Y al suprimirla exigió, sin embargo, una adoración más cumplida y perfecta que la que le rindieron, temblando y a distancia, los judíos… Cuántos cristianos bautizados solo en la piel, judíos en el alma y que viven de temblor exagerado…, que si Jesús les hablara, si les dijera figlioli,”hijitos”, amici mei, “amigos míos”…, morirían, no de emoción y de amor, sino de espanto.
En cuanto a mí, dejadme decir y repetir hasta la saciedad: “Cállense en buena hora todos los Moisés y los profetas… Cállense los hombres cuyas voces, por melifluas que parezcan, me sofocan… Cállense las criaturas-ruiseñores, que mi alma tiene ansias de oírte a ti, Jesús, solo a ti, que tienes palabras de vida eterna y de amor… ¡Déjame oírte para predicarte a ti, Jesús auténtico, Amor de amores, Hijo del Dios vivo e hijo de María!”.
Oídme: detesto mil veces más un jansenista que cien protestantes, y aún más que un descreído.
Recuerdo que un señor que se las daba de católico como el que más, me decía: “¿Yo, Padre, colocar en mi salón un Corazón de Jesús? Jamás. ¡Qué falta de respeto, no faltaba más!”. ¿Qué hubiera hecho este católico flamante si hubiese visto con sus ojos al Rey de reyes codeándose con pecadores y buscando, Él mismo, la confianza y la familiaridad de los publicanos y de tanta otra gente, por cierto, muy poco recomendable y distinguida?...
Qué de veces tales respetos no son sino máscara de respetos humanos…, y también de soberbia. ¡Como si Aquel a quien los desposados de Caná invitaron a presidir el banquete de bodas, no pudiera sentirse honrado y en un salón que se dice cristiano! ¿No es Él, por ventura, el Rey de los reyes? (Ap 17,14; 19,16).

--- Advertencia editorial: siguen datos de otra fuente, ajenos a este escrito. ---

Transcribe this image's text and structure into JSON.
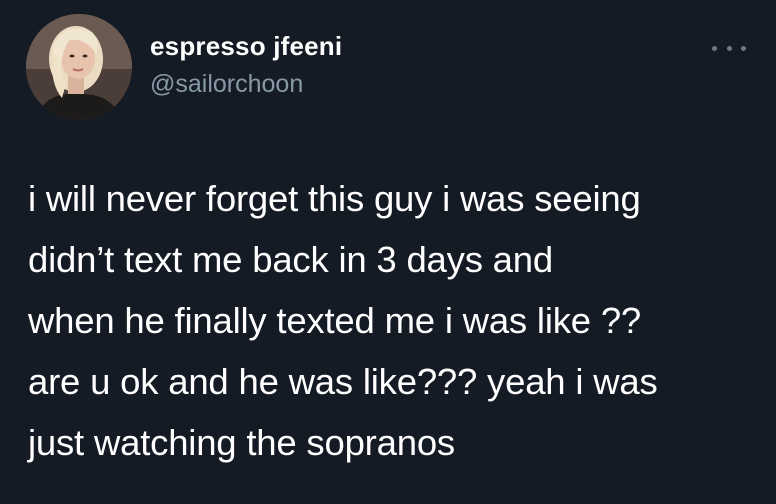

¡Ah! ¡Qué tristemente cierto es que, después de veinte siglos de cristianismo, el Amor no es amado, no es amado, mil veces no! No predicamos bastante el amor de Jesucristo y, sin embargo, esta caridad no es un sentimentalismo enfermizo, no. ¡Amar es una llama, amar es una vida, y qué vida!
Y todo esto viene, en parte al menos, de que no se lee ni menos se medita el Evangelio, en el que resalta a cada página un solo anhelo divino: el de la íntima familiaridad con el hombre. Por ventura, ¿tuvieron miedo de Jesús aquellos pequeñuelos de Galilea que se arrojaban entre sus brazos, que se embelesaban en sus ojos, que descansaban sobre su Corazón? ¡Ah!, cuando, por fuerza, los arrancaban de este nido, qué presto volvían a Él, atraídos, imantados por el pecho del Maestro.
¿Cómo queréis que se le conozca, que se le ame con divina pasión, cuando nuestro cristianismo y nuestra piedad no se basan en su acercamiento e intimidad? ¿Cómo amarle con santa y deliciosa embriaguez, cuando le contemplamos desfigurado y a distancia? En cambio,
Quien oyó tu dulzura,
¿qué no tendrá por sordo y desventura?